Labor Dispute Provision: GATB has made provision for a Rupiah settlement of a labor dispute descried below in the section entitled "Claims, Contingencies & Litigation". At the end of the quarter this provision amounts to a US$ equivalent of $48,016. This amount is contingent and represents a maximum payable. Actual payment of the claim may occur at some reduced amount and is conditional upon settlement of the labor dispute claim.
Tax Penalties & Interest: GATB has made provision for payment of estimated Rupiah penalties and interest conditionally applicable to outstanding withholding taxes due to Indonesian tax authorities in the amounts indicated in the section above entitled "Firm Payables". At the end of the quarter this provision amounts to a US$ equivalent of $217,313. This amount is contingent and represents an estimated maximum payable. Actual payment of the claim may occur at some reduced amount and is conditional upon settlement terms.
Continental Energy Corporation (An Exploration Stage Company) | ||
Notes to Interim Consolidated Financial Statements | ||
30 April 2004 | ||
U.S. Funds | ||
Unaudited - See Notice to Reader |
6.
Contingent and Conditional Liabilities -Continued
Value Added Tax:GATB has accrued a US$ equivalent amount of $531,135 at the quarter end for Value Added Tax ("VAT") which is a contingent payable.
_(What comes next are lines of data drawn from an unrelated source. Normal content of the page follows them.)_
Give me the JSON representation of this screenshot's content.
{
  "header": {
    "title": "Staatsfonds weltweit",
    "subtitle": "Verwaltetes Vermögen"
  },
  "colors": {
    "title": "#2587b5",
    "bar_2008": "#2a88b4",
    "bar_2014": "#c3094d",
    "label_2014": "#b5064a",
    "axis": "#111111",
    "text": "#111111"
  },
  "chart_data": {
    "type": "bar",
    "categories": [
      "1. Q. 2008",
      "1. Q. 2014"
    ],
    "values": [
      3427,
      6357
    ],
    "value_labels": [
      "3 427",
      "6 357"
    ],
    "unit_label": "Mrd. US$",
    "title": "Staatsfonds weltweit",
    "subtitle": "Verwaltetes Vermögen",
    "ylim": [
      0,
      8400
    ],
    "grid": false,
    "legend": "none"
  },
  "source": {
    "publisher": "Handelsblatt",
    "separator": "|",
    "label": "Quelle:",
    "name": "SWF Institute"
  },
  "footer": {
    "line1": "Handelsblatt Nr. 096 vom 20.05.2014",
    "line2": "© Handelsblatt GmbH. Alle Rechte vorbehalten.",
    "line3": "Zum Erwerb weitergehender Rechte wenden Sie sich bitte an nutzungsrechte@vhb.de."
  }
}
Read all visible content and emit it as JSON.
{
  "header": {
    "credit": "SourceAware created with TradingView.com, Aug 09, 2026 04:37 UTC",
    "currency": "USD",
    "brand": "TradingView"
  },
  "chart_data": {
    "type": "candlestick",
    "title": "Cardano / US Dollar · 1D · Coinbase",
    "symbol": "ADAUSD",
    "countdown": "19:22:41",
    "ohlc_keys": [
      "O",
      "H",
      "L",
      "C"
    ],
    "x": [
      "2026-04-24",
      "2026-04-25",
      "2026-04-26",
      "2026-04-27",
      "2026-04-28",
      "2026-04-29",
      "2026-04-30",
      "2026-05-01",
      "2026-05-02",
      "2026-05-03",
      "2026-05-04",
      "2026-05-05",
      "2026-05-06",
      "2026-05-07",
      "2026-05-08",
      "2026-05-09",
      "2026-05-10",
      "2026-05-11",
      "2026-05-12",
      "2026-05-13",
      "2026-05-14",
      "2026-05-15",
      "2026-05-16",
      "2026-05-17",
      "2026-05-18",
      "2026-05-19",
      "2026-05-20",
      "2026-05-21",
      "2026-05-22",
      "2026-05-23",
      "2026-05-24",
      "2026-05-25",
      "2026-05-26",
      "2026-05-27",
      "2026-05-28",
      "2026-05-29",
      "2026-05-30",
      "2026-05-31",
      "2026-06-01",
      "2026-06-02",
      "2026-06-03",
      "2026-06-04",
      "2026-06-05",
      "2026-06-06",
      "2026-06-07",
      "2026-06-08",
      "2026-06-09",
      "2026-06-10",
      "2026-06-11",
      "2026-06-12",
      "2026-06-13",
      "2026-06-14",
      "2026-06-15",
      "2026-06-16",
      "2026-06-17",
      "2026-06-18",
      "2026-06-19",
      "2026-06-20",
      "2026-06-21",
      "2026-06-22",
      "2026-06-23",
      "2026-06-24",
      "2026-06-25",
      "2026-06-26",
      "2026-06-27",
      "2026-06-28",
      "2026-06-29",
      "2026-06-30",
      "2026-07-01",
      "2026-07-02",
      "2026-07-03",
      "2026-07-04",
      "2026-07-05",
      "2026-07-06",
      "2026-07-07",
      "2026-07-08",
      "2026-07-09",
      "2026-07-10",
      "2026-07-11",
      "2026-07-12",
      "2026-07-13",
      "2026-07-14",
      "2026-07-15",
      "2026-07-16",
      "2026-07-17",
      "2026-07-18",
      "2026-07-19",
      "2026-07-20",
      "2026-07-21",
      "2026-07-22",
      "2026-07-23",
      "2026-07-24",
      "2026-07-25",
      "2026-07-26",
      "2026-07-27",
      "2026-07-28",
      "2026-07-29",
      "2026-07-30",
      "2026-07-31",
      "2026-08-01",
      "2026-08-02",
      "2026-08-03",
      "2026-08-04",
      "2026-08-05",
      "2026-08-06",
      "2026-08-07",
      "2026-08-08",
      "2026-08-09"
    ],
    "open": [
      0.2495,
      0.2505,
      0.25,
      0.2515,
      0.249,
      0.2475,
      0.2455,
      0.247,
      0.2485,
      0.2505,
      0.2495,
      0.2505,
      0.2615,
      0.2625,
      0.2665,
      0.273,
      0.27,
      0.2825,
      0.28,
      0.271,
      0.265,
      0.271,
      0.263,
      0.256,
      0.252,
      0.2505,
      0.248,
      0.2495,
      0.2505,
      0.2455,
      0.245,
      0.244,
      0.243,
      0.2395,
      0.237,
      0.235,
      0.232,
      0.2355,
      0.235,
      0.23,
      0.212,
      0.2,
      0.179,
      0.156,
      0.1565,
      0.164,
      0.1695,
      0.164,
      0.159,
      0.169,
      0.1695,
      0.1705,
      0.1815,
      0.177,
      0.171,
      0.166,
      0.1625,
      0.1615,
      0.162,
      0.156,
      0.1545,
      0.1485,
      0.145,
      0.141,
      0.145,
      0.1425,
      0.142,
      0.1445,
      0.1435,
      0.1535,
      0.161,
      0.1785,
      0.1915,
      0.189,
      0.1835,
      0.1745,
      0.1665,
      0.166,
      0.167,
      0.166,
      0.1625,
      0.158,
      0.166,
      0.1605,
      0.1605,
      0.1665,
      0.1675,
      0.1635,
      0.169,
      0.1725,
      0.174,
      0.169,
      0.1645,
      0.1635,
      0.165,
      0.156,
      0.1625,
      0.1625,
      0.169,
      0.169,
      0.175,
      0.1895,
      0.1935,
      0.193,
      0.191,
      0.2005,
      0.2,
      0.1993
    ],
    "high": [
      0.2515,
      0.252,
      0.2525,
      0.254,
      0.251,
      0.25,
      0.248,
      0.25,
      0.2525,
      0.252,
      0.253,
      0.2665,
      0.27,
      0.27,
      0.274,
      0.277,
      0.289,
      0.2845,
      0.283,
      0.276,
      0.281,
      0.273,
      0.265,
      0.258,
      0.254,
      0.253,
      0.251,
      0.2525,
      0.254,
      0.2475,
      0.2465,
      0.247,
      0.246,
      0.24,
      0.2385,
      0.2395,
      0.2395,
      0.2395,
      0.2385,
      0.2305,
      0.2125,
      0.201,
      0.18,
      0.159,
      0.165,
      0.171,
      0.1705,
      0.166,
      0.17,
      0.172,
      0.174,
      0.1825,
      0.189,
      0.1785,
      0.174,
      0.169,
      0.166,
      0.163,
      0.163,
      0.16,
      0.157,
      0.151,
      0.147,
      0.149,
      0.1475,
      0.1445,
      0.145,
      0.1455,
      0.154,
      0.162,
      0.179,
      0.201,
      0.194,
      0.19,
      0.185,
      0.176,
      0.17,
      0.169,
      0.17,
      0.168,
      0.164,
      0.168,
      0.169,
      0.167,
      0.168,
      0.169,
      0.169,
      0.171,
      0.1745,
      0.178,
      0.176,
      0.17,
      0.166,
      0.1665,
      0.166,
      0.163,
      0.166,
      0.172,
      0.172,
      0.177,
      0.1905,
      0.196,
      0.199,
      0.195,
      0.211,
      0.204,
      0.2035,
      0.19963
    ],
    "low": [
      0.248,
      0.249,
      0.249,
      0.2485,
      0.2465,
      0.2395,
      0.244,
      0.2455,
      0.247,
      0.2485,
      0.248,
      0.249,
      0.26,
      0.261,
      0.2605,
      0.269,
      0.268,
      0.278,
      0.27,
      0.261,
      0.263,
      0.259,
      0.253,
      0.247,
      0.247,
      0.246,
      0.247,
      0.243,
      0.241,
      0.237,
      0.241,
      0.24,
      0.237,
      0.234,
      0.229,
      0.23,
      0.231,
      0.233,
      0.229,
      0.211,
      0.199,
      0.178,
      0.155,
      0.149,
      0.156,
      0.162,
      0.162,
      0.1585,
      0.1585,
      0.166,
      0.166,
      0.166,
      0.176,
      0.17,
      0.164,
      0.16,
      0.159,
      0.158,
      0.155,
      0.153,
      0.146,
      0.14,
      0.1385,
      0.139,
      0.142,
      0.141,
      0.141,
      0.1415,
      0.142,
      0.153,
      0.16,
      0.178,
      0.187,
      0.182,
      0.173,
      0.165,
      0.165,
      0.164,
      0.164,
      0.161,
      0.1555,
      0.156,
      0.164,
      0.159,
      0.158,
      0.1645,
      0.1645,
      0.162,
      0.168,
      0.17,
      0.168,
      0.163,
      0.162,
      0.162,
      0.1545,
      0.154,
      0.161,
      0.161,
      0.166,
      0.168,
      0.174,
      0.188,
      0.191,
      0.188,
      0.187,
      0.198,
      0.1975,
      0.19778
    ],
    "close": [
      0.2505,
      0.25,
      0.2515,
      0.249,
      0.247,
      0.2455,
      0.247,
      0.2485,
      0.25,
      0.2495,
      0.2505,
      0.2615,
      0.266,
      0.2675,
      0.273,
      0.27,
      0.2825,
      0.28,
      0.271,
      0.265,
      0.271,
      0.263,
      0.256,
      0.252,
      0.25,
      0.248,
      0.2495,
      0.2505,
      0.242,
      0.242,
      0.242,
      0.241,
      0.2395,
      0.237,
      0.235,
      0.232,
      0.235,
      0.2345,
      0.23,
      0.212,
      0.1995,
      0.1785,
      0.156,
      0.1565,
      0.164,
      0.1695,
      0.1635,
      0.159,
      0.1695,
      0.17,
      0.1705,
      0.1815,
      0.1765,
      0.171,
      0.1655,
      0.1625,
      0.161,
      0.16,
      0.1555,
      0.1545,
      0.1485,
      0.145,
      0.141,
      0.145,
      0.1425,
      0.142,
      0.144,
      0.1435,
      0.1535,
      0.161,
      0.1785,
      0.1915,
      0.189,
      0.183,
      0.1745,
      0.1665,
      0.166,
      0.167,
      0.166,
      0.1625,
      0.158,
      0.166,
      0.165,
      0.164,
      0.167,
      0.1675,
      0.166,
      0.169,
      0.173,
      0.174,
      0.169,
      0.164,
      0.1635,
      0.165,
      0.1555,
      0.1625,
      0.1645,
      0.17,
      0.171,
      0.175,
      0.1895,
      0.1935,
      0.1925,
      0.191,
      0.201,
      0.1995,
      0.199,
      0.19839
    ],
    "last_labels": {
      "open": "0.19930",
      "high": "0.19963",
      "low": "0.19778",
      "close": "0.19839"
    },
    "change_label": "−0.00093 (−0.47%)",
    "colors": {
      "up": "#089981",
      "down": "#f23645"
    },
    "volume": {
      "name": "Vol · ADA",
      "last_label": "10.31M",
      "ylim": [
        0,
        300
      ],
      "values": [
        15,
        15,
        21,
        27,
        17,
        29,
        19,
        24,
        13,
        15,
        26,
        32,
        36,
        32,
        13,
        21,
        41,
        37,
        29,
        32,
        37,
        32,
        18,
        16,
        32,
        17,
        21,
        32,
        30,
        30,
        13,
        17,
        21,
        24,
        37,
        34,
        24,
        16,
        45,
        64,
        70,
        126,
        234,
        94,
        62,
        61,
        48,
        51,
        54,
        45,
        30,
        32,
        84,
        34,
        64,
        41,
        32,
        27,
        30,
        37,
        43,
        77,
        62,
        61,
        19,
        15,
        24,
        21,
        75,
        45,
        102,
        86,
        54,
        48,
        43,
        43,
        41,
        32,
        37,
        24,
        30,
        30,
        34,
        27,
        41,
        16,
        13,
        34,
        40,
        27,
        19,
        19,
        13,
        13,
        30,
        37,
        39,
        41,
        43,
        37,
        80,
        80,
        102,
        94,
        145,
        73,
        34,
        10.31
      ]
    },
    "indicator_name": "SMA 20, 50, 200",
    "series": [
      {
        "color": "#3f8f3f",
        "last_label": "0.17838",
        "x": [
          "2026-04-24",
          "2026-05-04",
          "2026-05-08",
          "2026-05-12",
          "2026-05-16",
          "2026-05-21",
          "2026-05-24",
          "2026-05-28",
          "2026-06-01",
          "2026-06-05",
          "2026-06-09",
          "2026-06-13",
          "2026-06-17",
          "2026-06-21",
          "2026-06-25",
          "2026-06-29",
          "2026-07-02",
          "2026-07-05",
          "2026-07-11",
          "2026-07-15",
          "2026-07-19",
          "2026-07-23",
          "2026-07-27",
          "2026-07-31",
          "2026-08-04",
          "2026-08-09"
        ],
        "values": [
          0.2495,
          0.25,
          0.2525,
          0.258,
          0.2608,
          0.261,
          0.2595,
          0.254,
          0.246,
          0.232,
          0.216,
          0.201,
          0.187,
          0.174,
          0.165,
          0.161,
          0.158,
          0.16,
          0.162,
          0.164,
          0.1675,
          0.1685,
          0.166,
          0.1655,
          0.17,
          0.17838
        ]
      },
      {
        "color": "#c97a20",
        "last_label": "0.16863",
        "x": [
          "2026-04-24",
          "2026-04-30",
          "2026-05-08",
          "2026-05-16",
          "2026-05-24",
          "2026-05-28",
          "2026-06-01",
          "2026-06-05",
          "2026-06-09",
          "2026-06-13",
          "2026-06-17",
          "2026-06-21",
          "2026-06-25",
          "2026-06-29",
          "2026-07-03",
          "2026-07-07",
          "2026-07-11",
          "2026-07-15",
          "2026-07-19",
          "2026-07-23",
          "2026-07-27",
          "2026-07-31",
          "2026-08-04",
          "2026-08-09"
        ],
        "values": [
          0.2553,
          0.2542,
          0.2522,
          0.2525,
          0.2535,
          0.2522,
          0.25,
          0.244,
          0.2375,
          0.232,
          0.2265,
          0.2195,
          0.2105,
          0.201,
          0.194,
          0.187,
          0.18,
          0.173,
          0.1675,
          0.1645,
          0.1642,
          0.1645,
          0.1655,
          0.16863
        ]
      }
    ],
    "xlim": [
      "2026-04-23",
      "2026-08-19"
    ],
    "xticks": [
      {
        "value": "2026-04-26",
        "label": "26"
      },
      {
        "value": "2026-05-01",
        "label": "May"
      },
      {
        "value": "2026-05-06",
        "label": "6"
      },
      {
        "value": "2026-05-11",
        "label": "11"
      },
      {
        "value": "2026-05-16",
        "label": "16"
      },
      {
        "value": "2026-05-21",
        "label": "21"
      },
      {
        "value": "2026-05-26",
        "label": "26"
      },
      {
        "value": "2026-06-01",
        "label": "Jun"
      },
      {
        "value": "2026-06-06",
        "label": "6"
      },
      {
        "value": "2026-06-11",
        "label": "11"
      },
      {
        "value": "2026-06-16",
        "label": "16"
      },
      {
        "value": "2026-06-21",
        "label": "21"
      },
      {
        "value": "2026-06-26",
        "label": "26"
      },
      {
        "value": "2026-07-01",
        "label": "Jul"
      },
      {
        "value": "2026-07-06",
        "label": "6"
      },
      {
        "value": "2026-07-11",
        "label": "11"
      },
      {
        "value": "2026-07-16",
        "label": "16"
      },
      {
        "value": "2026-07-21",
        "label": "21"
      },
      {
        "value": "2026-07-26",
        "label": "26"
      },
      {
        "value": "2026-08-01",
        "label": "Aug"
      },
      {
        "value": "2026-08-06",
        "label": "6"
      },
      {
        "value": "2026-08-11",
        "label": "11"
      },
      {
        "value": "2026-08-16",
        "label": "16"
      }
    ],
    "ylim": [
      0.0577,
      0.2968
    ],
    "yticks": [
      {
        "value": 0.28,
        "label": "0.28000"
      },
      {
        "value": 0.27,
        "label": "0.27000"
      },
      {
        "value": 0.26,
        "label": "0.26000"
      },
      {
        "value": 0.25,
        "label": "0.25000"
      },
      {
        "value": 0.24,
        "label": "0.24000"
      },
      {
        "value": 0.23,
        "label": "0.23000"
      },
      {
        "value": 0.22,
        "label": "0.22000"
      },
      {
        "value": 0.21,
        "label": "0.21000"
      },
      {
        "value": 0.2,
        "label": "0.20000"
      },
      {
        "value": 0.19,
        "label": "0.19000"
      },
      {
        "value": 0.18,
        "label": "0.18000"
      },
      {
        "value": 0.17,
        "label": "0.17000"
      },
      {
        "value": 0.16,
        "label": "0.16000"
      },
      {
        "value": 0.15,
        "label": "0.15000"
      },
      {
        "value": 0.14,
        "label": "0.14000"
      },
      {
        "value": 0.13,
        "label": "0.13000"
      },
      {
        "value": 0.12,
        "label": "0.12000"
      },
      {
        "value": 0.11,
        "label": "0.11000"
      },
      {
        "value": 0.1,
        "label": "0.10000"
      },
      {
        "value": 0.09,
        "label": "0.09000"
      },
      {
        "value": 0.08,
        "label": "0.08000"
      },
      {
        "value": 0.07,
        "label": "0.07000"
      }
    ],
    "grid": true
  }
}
VAT taxes are deferred under current Indonesian tax law and GATB shall be obliged to pay accrued VAT, if and only if, Bangkudulis Field production is achieved. VAT is not due and payable until such time as commercial production from the Bangkudulis Field and is not payable at all in the event no production is achieved. VAT is denominated in Indonesian Rupiah and the total amount changes monthly depending upon the US$ to Rupiah exchange rate applied.
APOG Shareholder Loan:Also included in the total is a contingent shareholder loan repayable to former GATB shareholder Apex Oil & Gas Ltd. ("APOG") in the amount of $2,562,182. APOG no longer owns shares of GATB but pursuant to a shareholders agreement signed by the Company dated 9-April-2001 the Company and other GATB shareholder have agreed to repay APOG the amount from cost recovery proceeds of Bangkudulis Field production, if and only if, Bangkudulis Field production is achieved. The APOG shareholder loan does not bear interest. If the Bangkudulis TAC is terminated or the Bangkudulis Field never achieves sufficient cost recovery from production to repay the shareholder loan to APOG then there is no obligation of GATB or of the Company to repay it.